Eu sabia que Hamzaf poderia ser um crítico bem rigoroso, mas duvidava que ele tivesse experimentado uma comida verdadeiramente brasileira, da qual ele não esqueceria jamais. Eu deixaria para cozinhar em outro momento um autêntico feijão brasileiro, porque naquele momento só fiz um arroz com uma moqueca que orgulharia o sangue nordestino da minha mãe. Sorri.

Cozinhar era uma paixão que eu havia deixado em stand by enquanto estava ali em Dubai, mas que continuava sendo uma paixão minha que eu não conseguiria abandonar nunca, pelo contrário, se pudesse, continuaria os meus estudos e até trabalharia no ramo. Não porque precisasse do dinheiro, já que pelo menos Hamzaf não deixava me faltar nada, mas porque era algo que eu verdadeiramente gostava de fazer, só pelo simples fato de apreciar os aromas, sentir o cheiro do vapor e experimentar uma digna comida.

― Está cheirando muito bem, o que é? ― Ouço Hamzaf perguntar enquanto fecha a porta do apartamento. Sorrio.

― Moqueca. ― Ele franze o cenho. Provavelmente nunca ouviu falar e nem sabe o que é.

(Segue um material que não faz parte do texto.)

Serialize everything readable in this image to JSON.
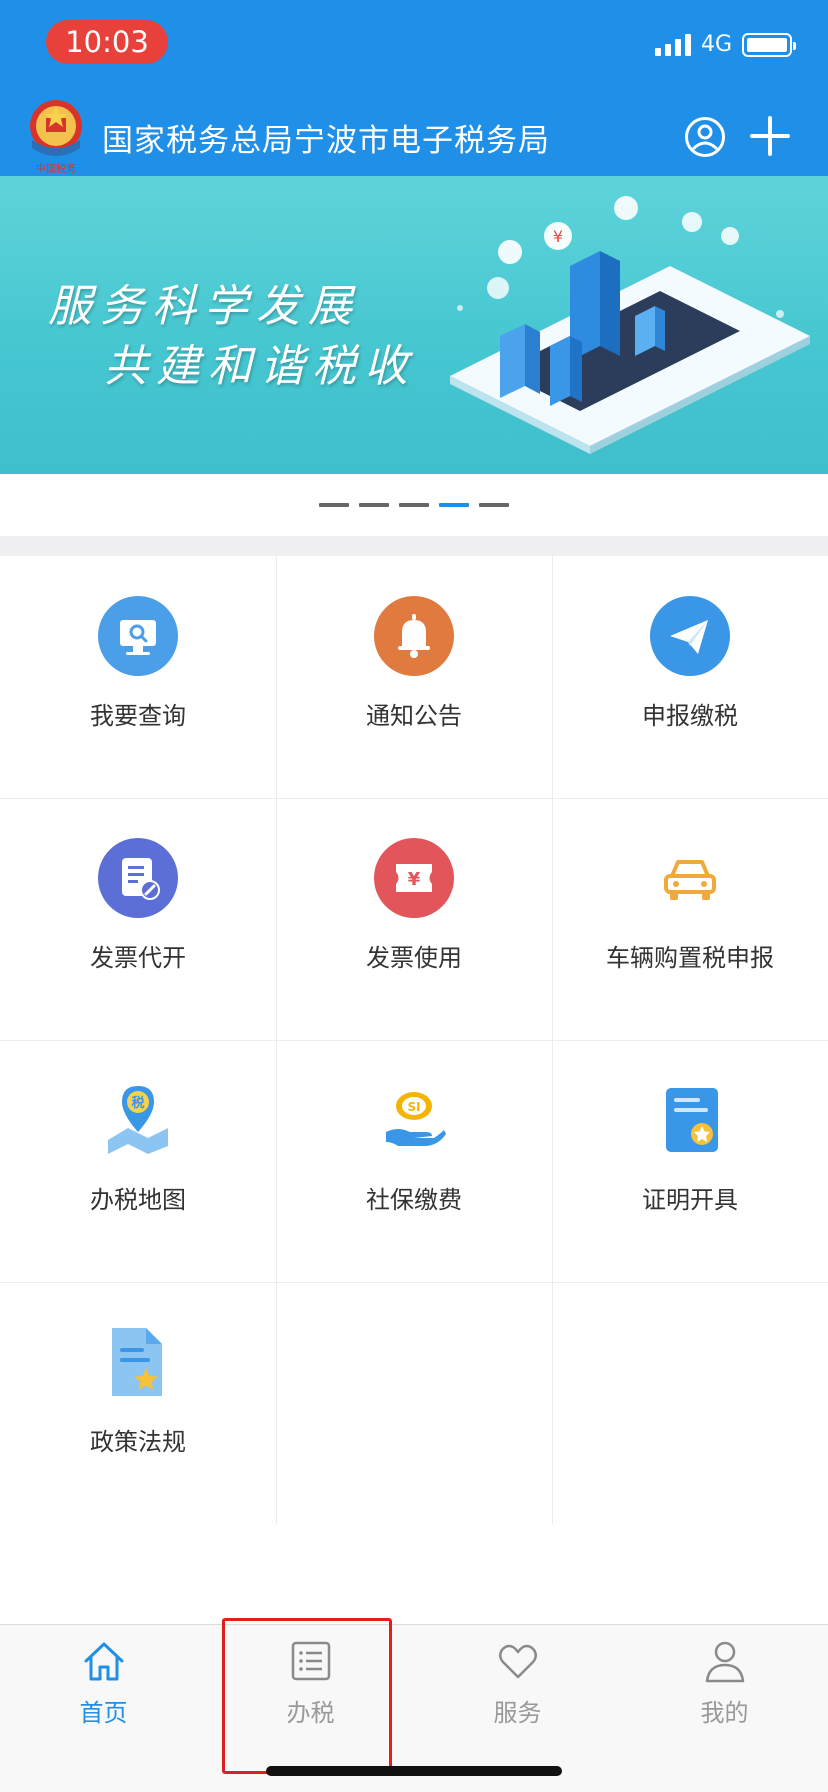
{
  "status_bar": {
    "time": "10:03",
    "network": "4G"
  },
  "header": {
    "title": "国家税务总局宁波市电子税务局",
    "emblem_text": "中国税务"
  },
  "banner": {
    "slogan_line1": "服务科学发展",
    "slogan_line2": "共建和谐税收",
    "slide_count": 5,
    "active_slide": 4
  },
  "colors": {
    "header_blue": "#1f8fe8",
    "time_pill_red": "#e8413c",
    "highlight_red": "#e02020"
  },
  "grid": {
    "items": [
      {
        "label": "我要查询",
        "icon": "search-monitor-icon"
      },
      {
        "label": "通知公告",
        "icon": "bell-icon"
      },
      {
        "label": "申报缴税",
        "icon": "paper-plane-icon"
      },
      {
        "label": "发票代开",
        "icon": "invoice-edit-icon"
      },
      {
        "label": "发票使用",
        "icon": "yuan-ticket-icon"
      },
      {
        "label": "车辆购置税申报",
        "icon": "car-icon"
      },
      {
        "label": "办税地图",
        "icon": "map-pin-icon"
      },
      {
        "label": "社保缴费",
        "icon": "social-security-hand-icon"
      },
      {
        "label": "证明开具",
        "icon": "certificate-icon"
      },
      {
        "label": "政策法规",
        "icon": "policy-document-icon"
      }
    ]
  },
  "tabbar": {
    "tabs": [
      {
        "label": "首页",
        "icon": "home-icon",
        "active": true
      },
      {
        "label": "办税",
        "icon": "list-icon",
        "active": false
      },
      {
        "label": "服务",
        "icon": "heart-icon",
        "active": false
      },
      {
        "label": "我的",
        "icon": "person-icon",
        "active": false
      }
    ]
  }
}
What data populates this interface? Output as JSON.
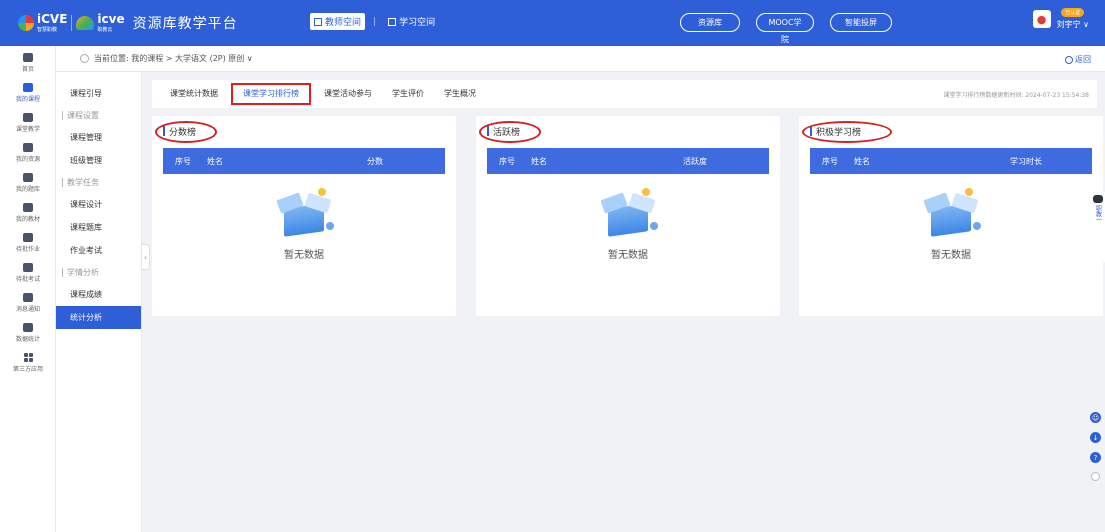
{
  "header": {
    "logo_text_1": "iCVE",
    "logo_sub_1": "智慧职教",
    "logo_text_2": "icve",
    "logo_sub_2": "职教云",
    "site_title": "资源库教学平台",
    "spaces": [
      {
        "label": "教师空间",
        "active": true
      },
      {
        "label": "学习空间",
        "active": false
      }
    ],
    "pills": [
      "资源库",
      "MOOC学院",
      "智能投屏"
    ],
    "user": {
      "badge": "已认证",
      "name": "刘宇宁"
    },
    "accent": "#2e5fd9"
  },
  "iconnav": [
    {
      "label": "首页",
      "icon": "home-icon"
    },
    {
      "label": "我的课程",
      "icon": "course-icon",
      "active": true
    },
    {
      "label": "课堂教学",
      "icon": "classroom-icon"
    },
    {
      "label": "我的资源",
      "icon": "resource-icon"
    },
    {
      "label": "我的题库",
      "icon": "question-bank-icon"
    },
    {
      "label": "我的教材",
      "icon": "textbook-icon"
    },
    {
      "label": "待批作业",
      "icon": "homework-icon"
    },
    {
      "label": "待批考试",
      "icon": "exam-icon"
    },
    {
      "label": "消息通知",
      "icon": "message-icon"
    },
    {
      "label": "数据统计",
      "icon": "stats-icon"
    },
    {
      "label": "第三方应用",
      "icon": "apps-icon"
    }
  ],
  "breadcrumb": {
    "text": "当前位置: 我的课程 > 大学语文 (2P) 原创 ∨",
    "back": "返回"
  },
  "submenu": {
    "items": [
      {
        "type": "item",
        "label": "课程引导"
      },
      {
        "type": "group",
        "label": "课程设置"
      },
      {
        "type": "item",
        "label": "课程管理"
      },
      {
        "type": "item",
        "label": "班级管理"
      },
      {
        "type": "group",
        "label": "教学任务"
      },
      {
        "type": "item",
        "label": "课程设计"
      },
      {
        "type": "item",
        "label": "课程题库"
      },
      {
        "type": "item",
        "label": "作业考试"
      },
      {
        "type": "group",
        "label": "学情分析"
      },
      {
        "type": "item",
        "label": "课程成绩"
      },
      {
        "type": "item",
        "label": "统计分析",
        "active": true
      }
    ]
  },
  "tabs": [
    {
      "label": "课堂统计数据"
    },
    {
      "label": "课堂学习排行榜",
      "active": true
    },
    {
      "label": "课堂活动参与"
    },
    {
      "label": "学生评价"
    },
    {
      "label": "学生概况"
    }
  ],
  "update_time": "课堂学习排行榜数据更新时间: 2024-07-23 15:54:38",
  "panels": [
    {
      "title": "分数榜",
      "col_seq": "序号",
      "col_name": "姓名",
      "col_value": "分数",
      "empty": "暂无数据"
    },
    {
      "title": "活跃榜",
      "col_seq": "序号",
      "col_name": "姓名",
      "col_value": "活跃度",
      "empty": "暂无数据"
    },
    {
      "title": "积极学习榜",
      "col_seq": "序号",
      "col_name": "姓名",
      "col_value": "学习时长",
      "empty": "暂无数据"
    }
  ],
  "float": {
    "robot_label": "职教一"
  }
}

― Experimenta. Eu acho que você vai gostar. ― Hamzaf concordou.

Aquela manhã estava maravilhosamente tranquila. Grace não havia aparecido com Jason ainda, se é que apareceriam, muito embora eu ache que sim, já que a mala de Grace continua aqui. Mas também não sei se ela virá sozinha, o que acho que seria certo, já que eu não quero mesmo ver outra briga entre dois machos alfa.

Hamzaf colocou um pouco de comida no prato e eu o segui sorrindo para o meu prato simples, mas não menos apetitoso por isso. Sentamo-nos e eu e Hamzaf apreciamos a comida em silêncio enquanto deixávamos que cada aroma, cada erva e cada conjunto de sabores pudesse encostar em nossas línguas e dar o seu show final. Quase fechei os olhos.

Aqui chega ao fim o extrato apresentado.